玉米、谷子、高粱以及豌豆黄豆绿豆甚至混杂着浓浓火谷草味道的阳光里,外公浑身上下开遍了绚丽的花朵。他仰天长笑,一个飞脚,把正在哆嗦的才四岁的我十二舅冯承书揣进人窝里。然后又捉住一支再次伸过来的矛子喊,旦娃,来呀!我外婆乳名叫旦娃。外婆早已魂飞魄散,听外公喊,匆忙跑过来了。那几步路上,外婆想,不就是见阎王爷吗?俺来啦,来啦!外公张开双臂,迎接了我外婆。他把矛子推了出去,又接住一支刚从自己大腿上拔出去的铁叉。接着,他打了一个旋子,身子扑下护住了我娇小的外婆。

因为外公的庇护,外婆熬过了那个中午。
接下来,她一直活着。
这个一直,眨眼快60年。日子已走在一个新世纪,才乐呵着说要见我外公。
外婆开始张罗自己的后事,张罗着,忍不住笑了;因为,她发现我十二舅做啥基本都有模有样的。这样,外婆脚步都乱了,说:“哎,用不着娘牵挂啦!娃呀,往后可要把自个照顾好了啊!”

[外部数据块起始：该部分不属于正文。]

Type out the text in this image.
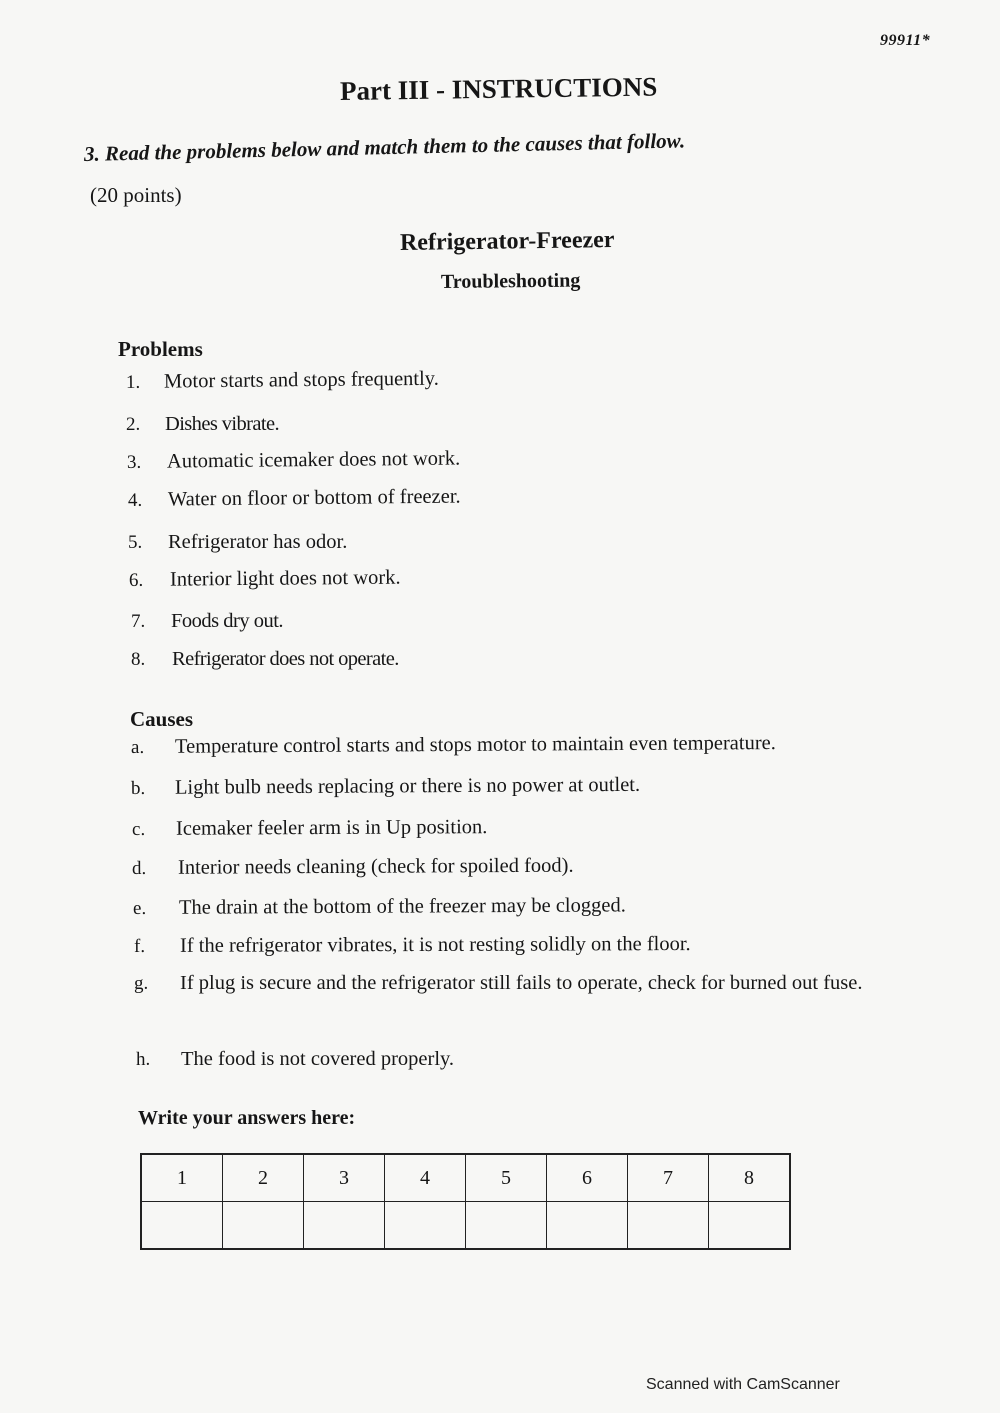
99911*
Part III - INSTRUCTIONS
3. Read the problems below and match them to the causes that follow.
(20 points)
Refrigerator-Freezer
Troubleshooting
Problems
1.	Motor starts and stops frequently.
2.	Dishes vibrate.
3.	Automatic icemaker does not work.
4.	Water on floor or bottom of freezer.
5.	Refrigerator has odor.
6.	Interior light does not work.
7.	Foods dry out.
8.	Refrigerator does not operate.
Causes
a.	Temperature control starts and stops motor to maintain even temperature.
b.	Light bulb needs replacing or there is no power at outlet.
c.	Icemaker feeler arm is in Up position.
d.	Interior needs cleaning (check for spoiled food).
e.	The drain at the bottom of the freezer may be clogged.
f.	If the refrigerator vibrates, it is not resting solidly on the floor.
g.	If plug is secure and the refrigerator still fails to operate, check for burned out fuse.
h.	The food is not covered properly.
Write your answers here:
1	2	3	4	5	6	7	8

Scanned with CamScanner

是公元2006年,在说半个多世纪前秋天某个晚上的事。那会,十二舅一边抚摸我外婆,一边抚摸我外公,一会又数天上的星星;就这样来回着,脑子变混沌了。外婆呢,结果还是受了伤,伤的是左臂,被铁叉的一个齿贯穿。
听外婆说话,十二舅亮亮地喊娘,娘——
外婆的泪儿扑簌下来,背过身去,说:“娃呀……娘要给南场你六哥丢个话儿,让他留个心,给你寻个合适的伴儿。”
当年瞭见冬天那会,外婆开始生豆芽,然后让十二舅为她搭帮手,从土里刨出埋在地下不久的红萝卜,白萝卜,洗干净了;然后,一盆一盆土豆丝,还有莲藕啦,木耳啦,白菜水条葱丝大蒜生姜啦……都准备妥当。再然后,做纸钱纸扎,纸钱攒下一叠一叠,接着又晾晒寿衣,甚至还预约了乐人响器班子——如果我十二舅精明,如果我有十二妗子,这都是他们该操心的事。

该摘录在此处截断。